He, however, provided a window out of the crisis: if subsidy must be removed at all, it must never be at one fell swoop. Rather it must be on calibrated phrases, on which the promised gains are measured and confirmed before moving to the next phase of removal.
“Government must modify the sudden and complete removal of the subsidy. Either we restore the subsidy or use the funds for other social purposes,” Asiwaju Tinubu counselled in a special release he captioned, ‘Removal of oil subsidy – President Jonathan breaks social contract with the people’ and which he personally signed.
“If we are to use the funds for other programmes, these programmes shall be placed on parallel track with the subsidy. As more of these programmes are ready to go on line, then the subsidy can be lifted in phases” he continued. “In this way, the public is assured government will not lower its total expenditure on their behalf, thus maintaining the spirit central to the social contract.”
But the former governor cautioned the federal government against economic policies that tend to balance the books at the detriment of the people’s welfare.
“As there is progressive politics, there is progressive economics.

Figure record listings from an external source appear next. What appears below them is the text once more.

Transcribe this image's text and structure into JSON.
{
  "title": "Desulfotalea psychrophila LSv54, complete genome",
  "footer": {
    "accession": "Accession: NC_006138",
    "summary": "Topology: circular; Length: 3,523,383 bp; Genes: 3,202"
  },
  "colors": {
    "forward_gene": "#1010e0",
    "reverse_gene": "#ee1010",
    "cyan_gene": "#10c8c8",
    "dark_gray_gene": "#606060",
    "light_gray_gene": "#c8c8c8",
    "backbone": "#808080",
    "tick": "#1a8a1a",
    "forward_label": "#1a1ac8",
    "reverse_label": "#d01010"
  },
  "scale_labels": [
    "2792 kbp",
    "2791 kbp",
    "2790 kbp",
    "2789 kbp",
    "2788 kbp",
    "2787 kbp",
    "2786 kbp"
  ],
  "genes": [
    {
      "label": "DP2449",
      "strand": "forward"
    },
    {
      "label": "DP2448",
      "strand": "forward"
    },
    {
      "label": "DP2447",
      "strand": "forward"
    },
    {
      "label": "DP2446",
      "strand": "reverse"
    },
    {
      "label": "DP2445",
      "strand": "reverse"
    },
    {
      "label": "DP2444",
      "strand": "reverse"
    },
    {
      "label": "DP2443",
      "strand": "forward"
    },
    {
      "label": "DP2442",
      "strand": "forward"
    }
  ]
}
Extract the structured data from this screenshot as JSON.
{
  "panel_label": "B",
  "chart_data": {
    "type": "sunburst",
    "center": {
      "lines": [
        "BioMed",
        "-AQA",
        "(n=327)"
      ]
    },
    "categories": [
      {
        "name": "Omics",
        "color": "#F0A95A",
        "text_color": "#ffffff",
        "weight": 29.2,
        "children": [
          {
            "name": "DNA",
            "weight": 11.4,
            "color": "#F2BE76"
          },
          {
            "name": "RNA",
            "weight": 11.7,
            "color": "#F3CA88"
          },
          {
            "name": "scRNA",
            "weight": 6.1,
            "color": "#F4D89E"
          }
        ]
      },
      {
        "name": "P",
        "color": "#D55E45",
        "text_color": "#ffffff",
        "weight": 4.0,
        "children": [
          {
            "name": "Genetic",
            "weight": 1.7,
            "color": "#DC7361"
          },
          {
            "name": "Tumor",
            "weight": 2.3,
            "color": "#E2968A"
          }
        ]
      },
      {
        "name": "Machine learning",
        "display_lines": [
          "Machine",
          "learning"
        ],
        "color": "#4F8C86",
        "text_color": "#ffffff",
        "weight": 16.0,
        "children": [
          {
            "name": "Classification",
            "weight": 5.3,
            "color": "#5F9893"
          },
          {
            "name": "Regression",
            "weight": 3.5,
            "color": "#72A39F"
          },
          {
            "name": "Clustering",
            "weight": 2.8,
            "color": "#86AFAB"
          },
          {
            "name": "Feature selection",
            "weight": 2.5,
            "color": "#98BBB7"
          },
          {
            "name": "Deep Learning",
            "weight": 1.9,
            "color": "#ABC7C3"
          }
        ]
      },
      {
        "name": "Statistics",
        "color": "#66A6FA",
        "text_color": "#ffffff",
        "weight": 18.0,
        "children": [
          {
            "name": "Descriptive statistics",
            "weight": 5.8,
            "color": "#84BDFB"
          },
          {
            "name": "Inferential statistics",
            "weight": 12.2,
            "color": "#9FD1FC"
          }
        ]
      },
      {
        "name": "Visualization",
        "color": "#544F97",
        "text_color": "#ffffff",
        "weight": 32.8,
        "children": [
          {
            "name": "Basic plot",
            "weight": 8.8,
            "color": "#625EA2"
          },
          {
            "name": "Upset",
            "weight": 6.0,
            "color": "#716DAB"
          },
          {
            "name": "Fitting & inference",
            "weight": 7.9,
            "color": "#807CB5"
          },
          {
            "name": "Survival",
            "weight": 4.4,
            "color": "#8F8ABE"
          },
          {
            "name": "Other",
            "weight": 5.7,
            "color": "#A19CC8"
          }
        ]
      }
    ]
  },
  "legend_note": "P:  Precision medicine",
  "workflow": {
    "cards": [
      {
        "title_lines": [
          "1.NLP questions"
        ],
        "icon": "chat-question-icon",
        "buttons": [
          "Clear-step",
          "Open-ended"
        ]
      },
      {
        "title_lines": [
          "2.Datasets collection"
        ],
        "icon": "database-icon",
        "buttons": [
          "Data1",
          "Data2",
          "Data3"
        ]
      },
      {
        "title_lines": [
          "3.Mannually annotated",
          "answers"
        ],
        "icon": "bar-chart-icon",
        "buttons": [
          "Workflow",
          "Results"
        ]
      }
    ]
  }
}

As there is elitist politics, there is elitist economics,” Asiwaju Tinubu explained. “It all depends on what and who in society government would rather favour. The Jonathan tax,” he declared, “represents a new standard in elitism.”
But the ACN national leader cautioned the president against being captive to economic orthodoxy and its local purveyors, who always look at the Nigerian economy as nothing until when tied to the apron strings of the conservative orthodoxy.
“Because he is slave to wrong-headed economics,” Asiwaju Tinubu said of President Goodluck Jonathan, “the people will become enslaved to greater misery. This crisis will bear his name and will be his legacy. The people now pay a steep tax for voting him into office. The removal of the subsidy is the ‘Jonathan tax’,” he insisted. “The situation shows that ideas count more than personalities. People may occupy office but how that person performs depends on the ideas that occupy his mind.”
Insisting that the subsidy removal was ill-timed, he said there must be some conditions precedent before such a step could be taken.
“First government needs to clean up and throw away the salad of corruption in the NNPC [Nigerian National Petroleum Corporation]. Then, proceed to lay the foundation for a mass transit system in the railways and road network with long term bonds and,” he added, “fully develop the energy sector towards revitalising Nigeria’s economy and easing the burden any subsidy removal may have on the people.”
The former governor however counselled protesters to go about the protests in a peaceful manner, and to eschew all forms of violence.